Smoother Surface Finish

Have you ever worked with FDM 3D Printer before? If yes, and now you are shifting to SLA 3D printers, you would notice a huge difference in the surface quality.

SLA 3D printers are capable of producing the finest surface finish similar to the ones created with injection modeling and other conventional methods. Or, you can even call it better than most of the other processes.

From accuracy to finer details, all are represented in the most beautiful way. You can make out how SLA printers are capable enough when it comes to creating the most stunning appearances of models.

Either its smoother finish or the smaller details, everything is taken care of in the most perfect way possible.
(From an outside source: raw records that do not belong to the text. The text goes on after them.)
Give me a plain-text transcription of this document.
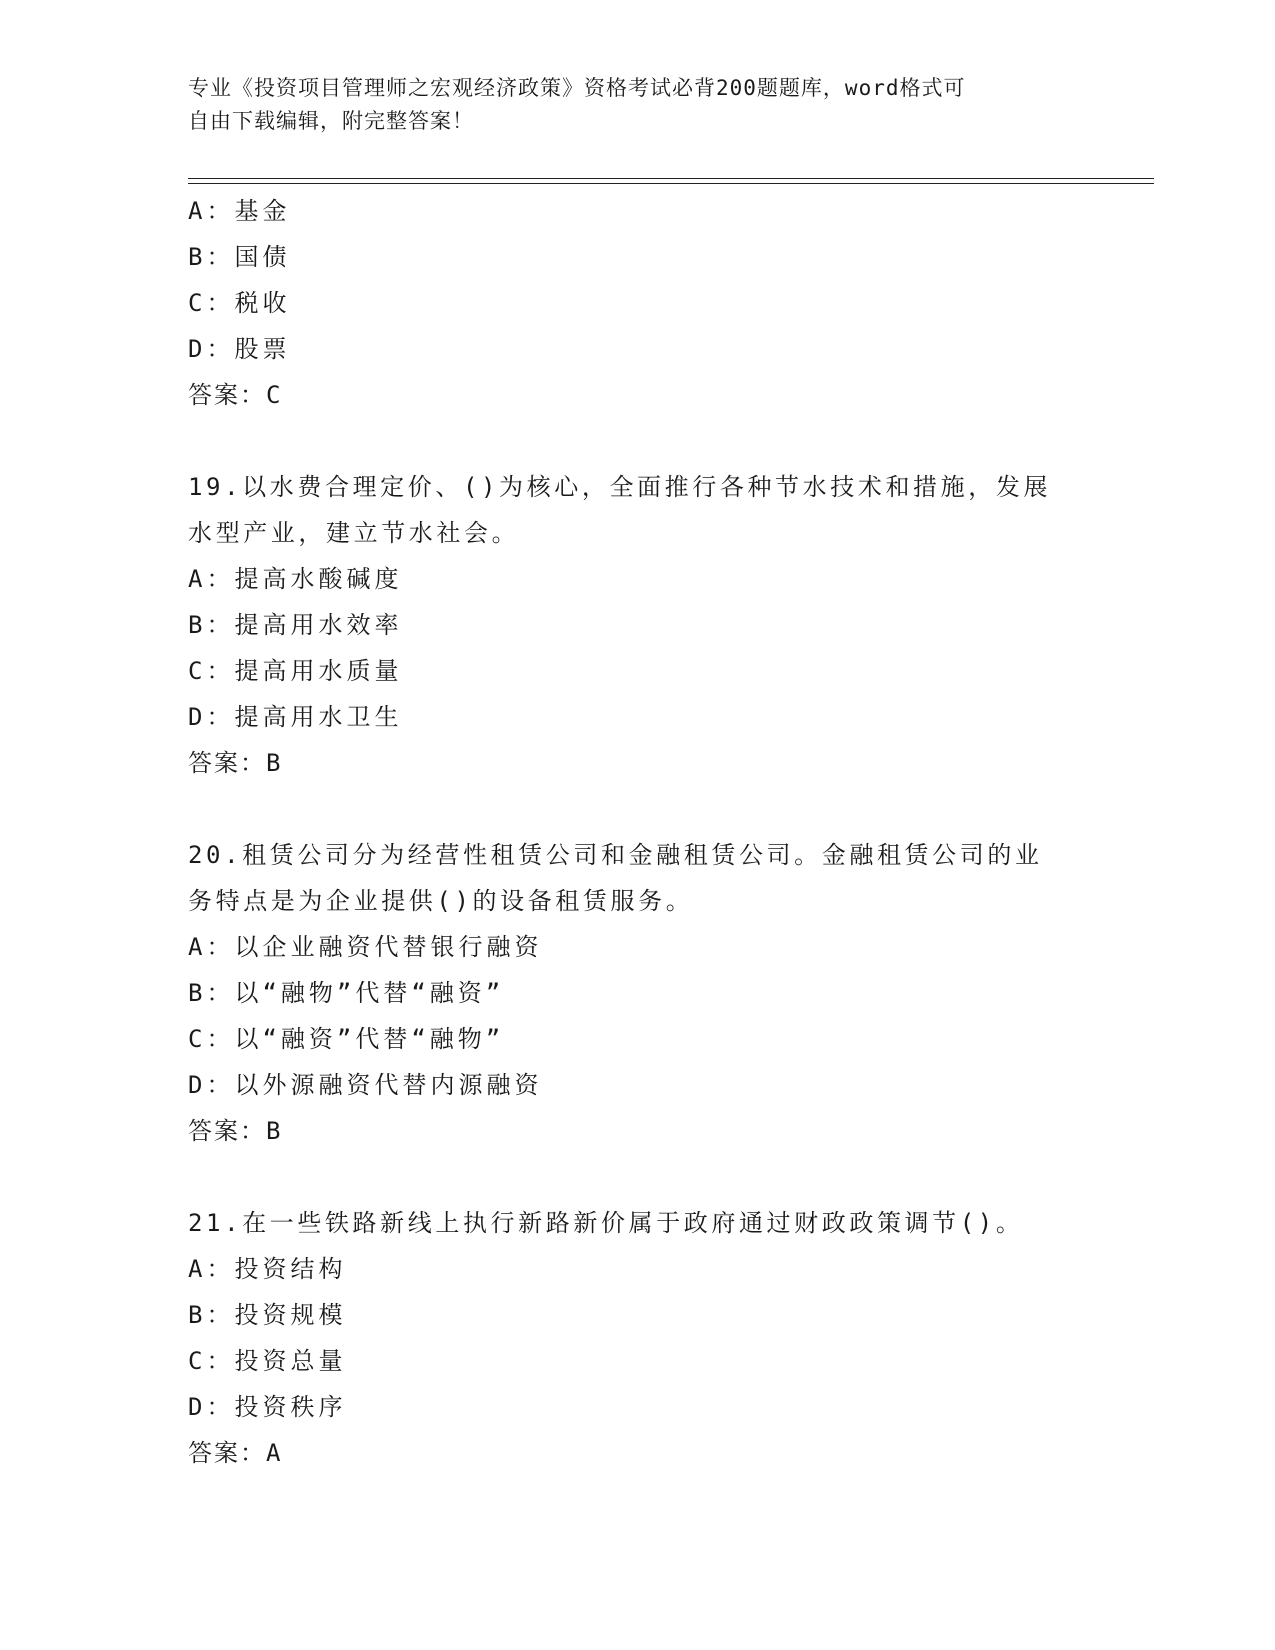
专业《投资项目管理师之宏观经济政策》资格考试必背200题题库，word格式可
自由下载编辑，附完整答案！
A：基金
B：国债
C：税收
D：股票
答案：C
19.以水费合理定价、()为核心，全面推行各种节水技术和措施，发展
水型产业，建立节水社会。
A：提高水酸碱度
B：提高用水效率
C：提高用水质量
D：提高用水卫生
答案：B
20.租赁公司分为经营性租赁公司和金融租赁公司。金融租赁公司的业
务特点是为企业提供()的设备租赁服务。
A：以企业融资代替银行融资
B：以“融物”代替“融资”
C：以“融资”代替“融物”
D：以外源融资代替内源融资
答案：B
21.在一些铁路新线上执行新路新价属于政府通过财政政策调节()。
A：投资结构
B：投资规模
C：投资总量
D：投资秩序
答案：A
Stereolithography Materials Versatility

SLA resins have always been able to impress a lot of audiences because of its versatility. It is available in a wide array of formulation configurations.

You can work with a soft resin and at the same time, the hard resin is also available. You can find a heavily filled resin stuffed with secondary materials such as ceramic. And, you can also select the material range invented especially for industrial use.

The different resins are available for different purposes. The resins are configured in a variety of ways to provide users with varying sets of mechanical and physical properties.

Stereolithography Advantages and Disadvantages

There are many good things about SLA 3D printing. However, there are few limitations as well which makes this process unsuitable for a few applications.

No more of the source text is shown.